Singhvi opposed the contention saying it was an attempt to embarrass the court.
He said one of the charges against his client was that he had overcharged for the concentrators and to investigate it, Kalra”s arrest was not required.
He said that under the Drug Price Control Order (DPCO) 2013, there is a provision for adjusting the overcharged amount or refunding it.
The high court said a number of concentrators were seized from his properties and price stickers, including blank ones, were found at the site.
“Therefore, the question is would it be a violation of the DPCO 2013,” the court said, adding that if so, then can the Essential Commodities Act, under which the DPCO comes, be given the go-by.
It is Kalra”s contention the Essential Commodities Act is not applicable in the instant case as no price was fixed for oxygen concentrators imported from abroad.
The high court also asked Kalra how many concentrators were sold by him prior to seizure of the 105 units from two of his restaurants.
It also said that according to the trial court, Kalra had sold spurious and inferior concentrators at a higher price.
Singhvi said he will provide data regarding sale of the concentrators on the next date.
He also told the high court that if according to the state, the concentrators his client had sold were substandard, then why were the seized units donated to COVID care centres.
The senior lawyer also told the high court that only under ideal conditions would a concentrator give an output of 80-90 per cent, otherwise in normal conditions, it gives around 60-70 per cent.
He also said that his client did not say to any of his buyers that the equipment was of German make and added that most of the concentrators in the market are of Chinese origin,
Kalra had moved the high court for anticipatory bail on May 13 late evening after a sessions court denied him the relief.
After a hearing which went up to 10.00pm, the high court had listed the matter on Friday.
During the previous day”s hearing, the high court had asked Kalra how he could hold on the concentrators or even sell them when he did not have a valid license to manufacture, store, import or sell the same.

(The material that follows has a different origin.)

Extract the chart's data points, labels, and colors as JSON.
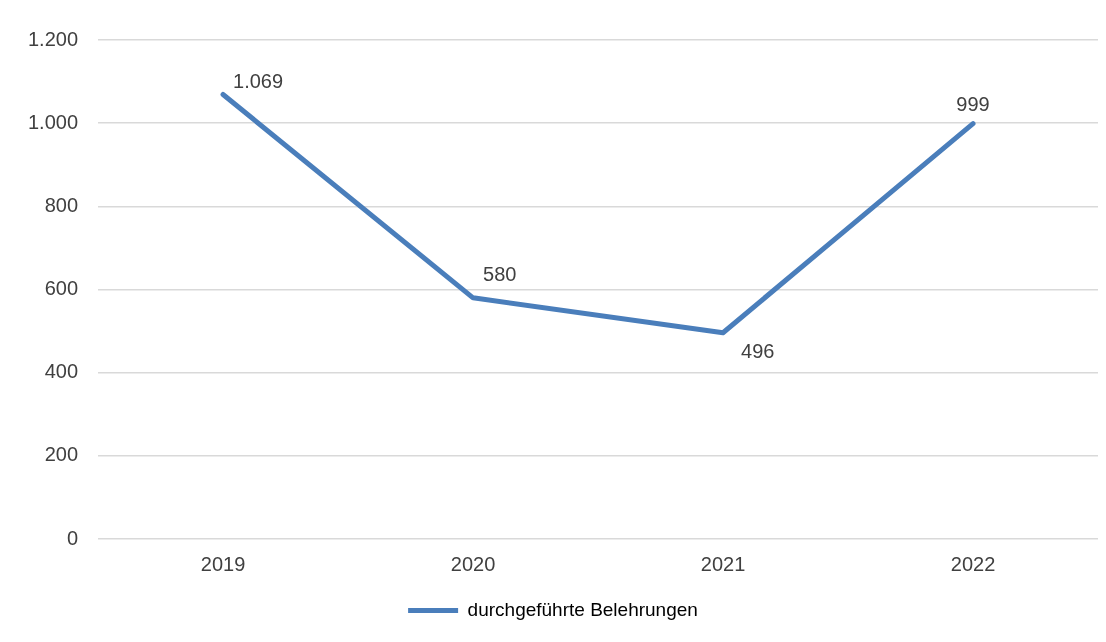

While the sessions court denied him anticipatory bail, a magisterial court on May 13 granted bail to an employee of upscale restaurant ”Town Hall”, owned by Kalra, in connection with the case.
Four employees of Matrix Cellular company, including its CEO and vice president, who were also arrested in the case are also out on bail.
During a recent raid, 524 oxygen concentrators were recovered from three restaurants owned by Kalra — Khan Chacha, Nega Ju and Town Hall — and he is suspected to have left Delhi along with his family. The concentrators are crucial medical equipment used for COVID-19 patients.
Kalra had bought the concentrators from Matrix Cellular which had imported them.
On May 5, a case was registered against Kalra under Section 420 (cheating), 188 (disobedience to order duly promulgated by public servant), 120-B (criminal conspiracy) and 34 (common intention) of the Indian Penal Code.
The FIR, also registered under Essential Commodities Act and Epidemic Diseases Act, for black marketing of oxygen cylinders prescribes maximum punishment for seven years.